In the present study, FC had no significant effect on reducing in-hospital mortality or RBC transfusion within the first 24 h after admission, though the evidence for this finding is very low. In the subgroup analysis for trauma patients, FC administration was associated with a slight decrease in the amount of RBC transfusion, but no significant difference in in-hospital mortality was observed. It is important to note that due to the high levels of heterogeneity among the studies and the short duration of treatment for the patients, the results may not be generalizable.

The demand of FFP and PC were controversial despite of FC administration. This may be in part due to the heterogeneity of the included studies. In the trauma setting, patients in the FC group had higher ISS scores [11, 18, 32, 33] and more severe haematological conditions than patients in the control group [11], which may have affected the amounts of FFP and PC transfusion. Additionally, the majority of the studies included in the meta-analysis were open-label RCTs, which may have resulted in more aggressive transfusion of these blood products in the FC group compared to the Control group [18, 30, 34, 35]. The RETIC trial by Innerhofer et al., found a significant reduction in FFP transfusion in the FC group compared to the control group [18] with a median 5 units in the FC group (IQR 5 to 5), versus 14 units in the control group (IQR 10 to 14) (p = 0.023). However, due to the similarity of the first and third quartiles of FFP administration, this trial could not be included in the meta-analysis. The lack of availability of this data may have impaired the quality of the meta-analysis.

The results of studies conducted in the trauma settings suggest that FC may slightly reduce the risk of multiple organ failure and the length of ICU and hospital stays. Despite the higher amount of transfusion in the FC group, these results may be due to the stabilizing effect of FC on the vital signs and organ damage of severely injured patients. However, as the amounts of crystalloids and measure of haemostasis were not obtained from the included studies. Pre-intervention platelet transfusion was not performed and the timing of PC transfusion in the first 24 h was not reported in the included studies [11, 18, 33]. Thus, more information is needed to fully understand the mechanisms underlying these effects. Further investigation is warranted.

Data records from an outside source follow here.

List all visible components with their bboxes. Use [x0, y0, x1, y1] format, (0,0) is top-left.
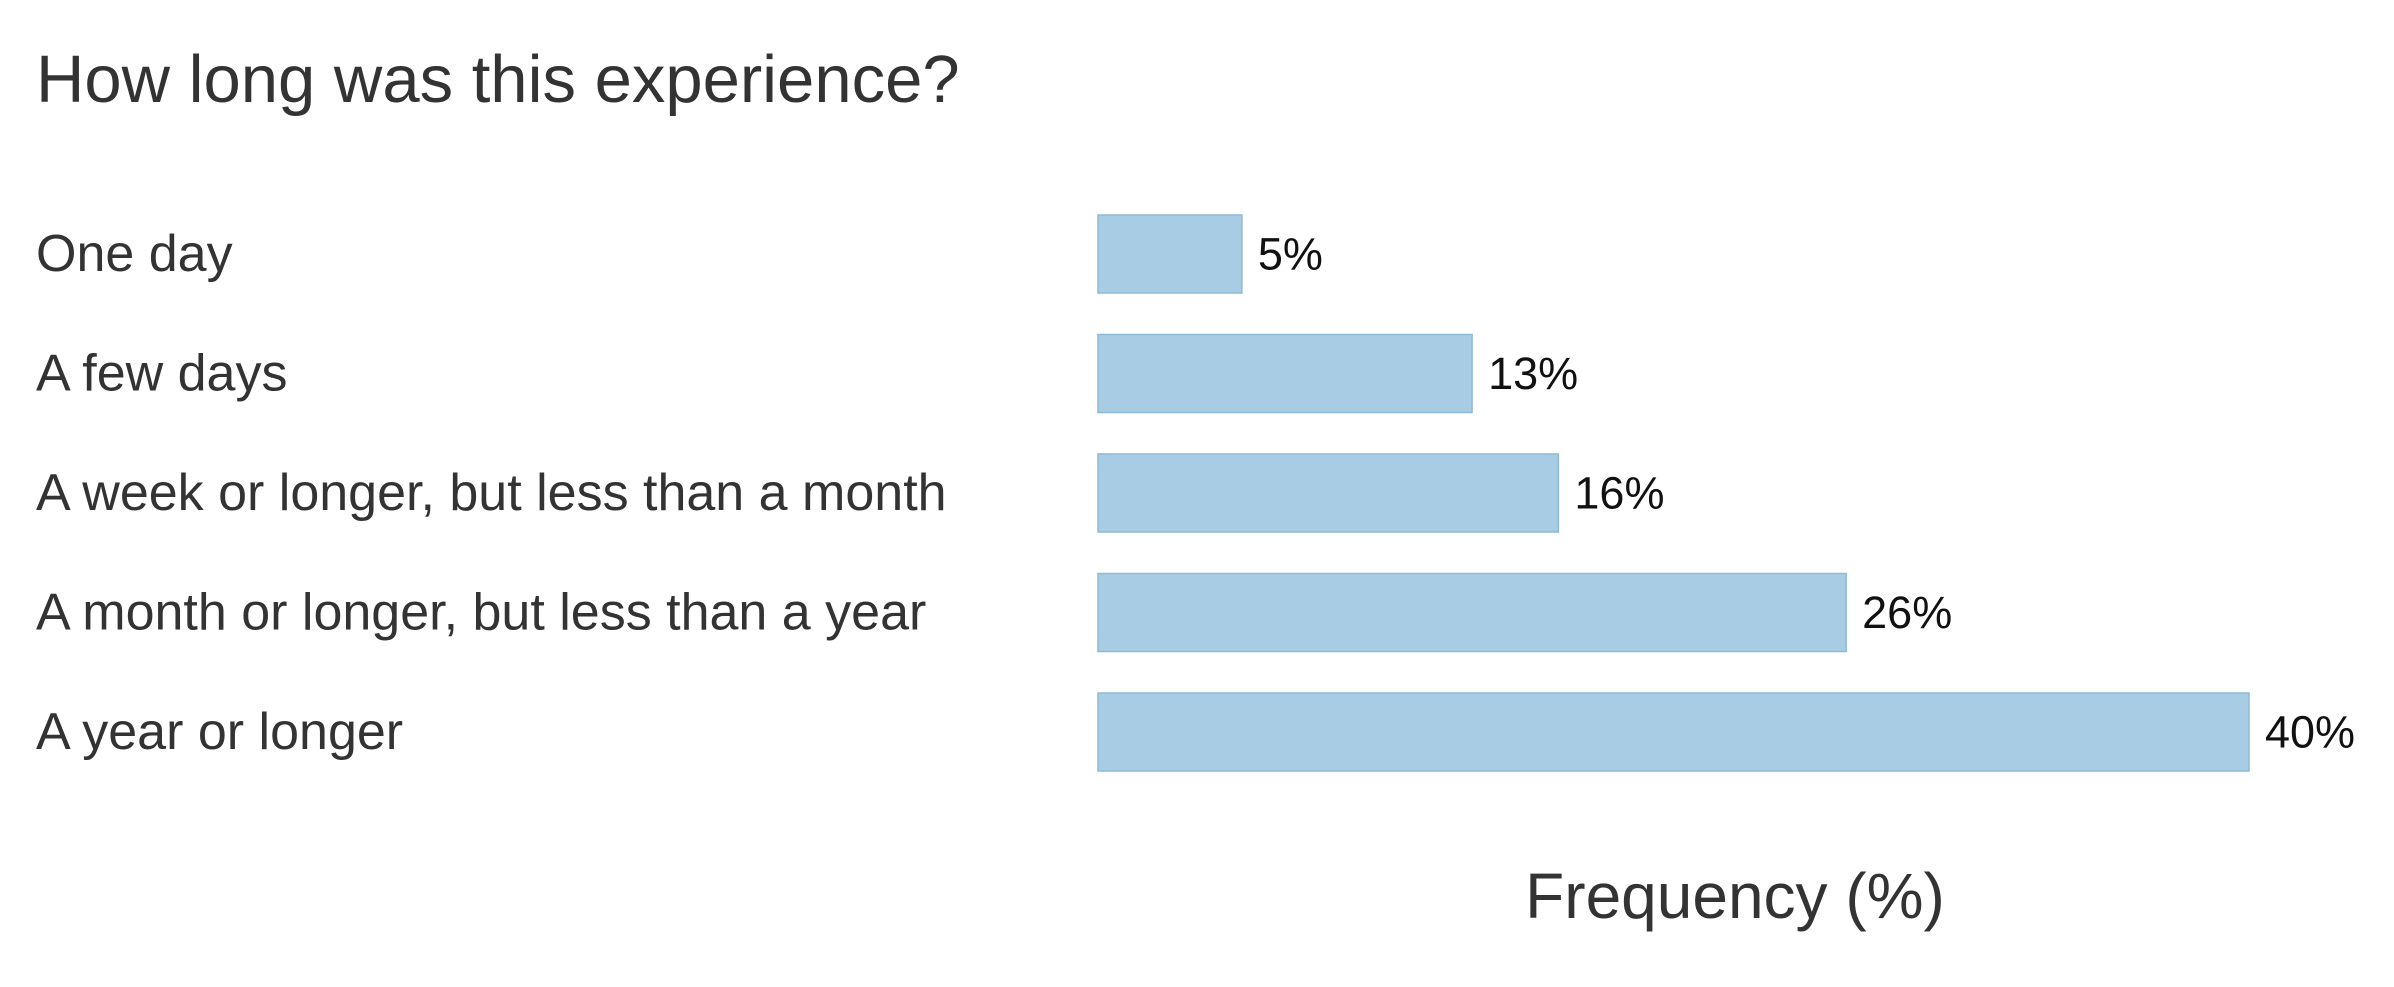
- category-label: One day: [36, 225, 233, 283]
- bar: [1097, 692, 2250, 772]
- bar: [1097, 333, 1473, 414]
- bar: [1097, 453, 1560, 533]
- value-label: 40%: [2265, 707, 2355, 758]
- value-label: 26%: [1862, 587, 1952, 638]
- category-label: A few days: [36, 345, 287, 403]
- category-label: A month or longer, but less than a year: [36, 584, 926, 642]
- bars-layer: One day 5% A few days 13% A week or longer, …: [36, 214, 2355, 772]
- category-label: A week or longer, but less than a month: [36, 464, 947, 522]
- value-label: 16%: [1574, 468, 1664, 519]
- chart-title: How long was this experience?: [36, 42, 960, 117]
- x-axis-label: Frequency (%): [1525, 860, 1945, 932]
- value-label: 13%: [1488, 348, 1578, 399]
- category-label: A year or longer: [36, 703, 403, 761]
- bar: [1097, 572, 1847, 653]
- value-label: 5%: [1258, 229, 1323, 280]
- bar: [1097, 214, 1243, 294]
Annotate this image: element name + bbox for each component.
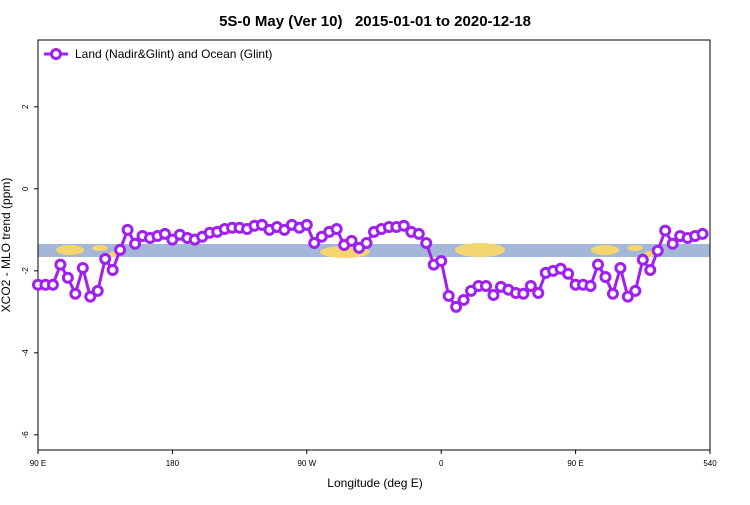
data-point xyxy=(524,280,537,292)
y-tick-label: 2 xyxy=(21,104,30,109)
x-tick-label: 90 E xyxy=(30,459,46,468)
data-point xyxy=(330,223,343,236)
data-point xyxy=(76,261,89,274)
data-point xyxy=(114,243,127,256)
data-point xyxy=(442,289,455,302)
data-point xyxy=(457,293,470,306)
data-point xyxy=(696,227,709,240)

This study has several limitations. The types of bleeding included in the analysis were limited, and the obstetrics subgroup had a lower number of events, resulting in no significant differences. The number of eligible patients and the amount of high-quality randomized controlled data were insufficient [4, 11, 32]. Furthermore, the specific haemostasis procedures used in the trauma setting RCTs were not described, and the supplementation of tranexamic acid or other coagulation factors was not precisely investigated in this meta-analysis. The studies included in the meta-analyses varied in terms of risk of bias, and particularly in the emergency setting, it is difficult to include a sufficient number of patients and control for patient characteristics in RCTs. While some of the studies were conducted in a double-blinded setting, the overall certainty of the evidence was reduced due to the weight of high risk of bias, low number of events, and high levels of heterogeneity.

Conclusion

The present study indicates that FC administration in emergency settings may lead to a slight increase in in-hospital mortality. While there is low certainty of evidence to suggest that FC administration may reduce the need for RBC transfusions, it is probable that FC administration results in increased use of FFP transfusions, and is likely to result in a significant increase in PC transfusions with moderate certainty of the evidence. However, caution should be exercised in interpreting these findings due to the presence of imbalanced patient severity, high heterogeneity, and potential biases.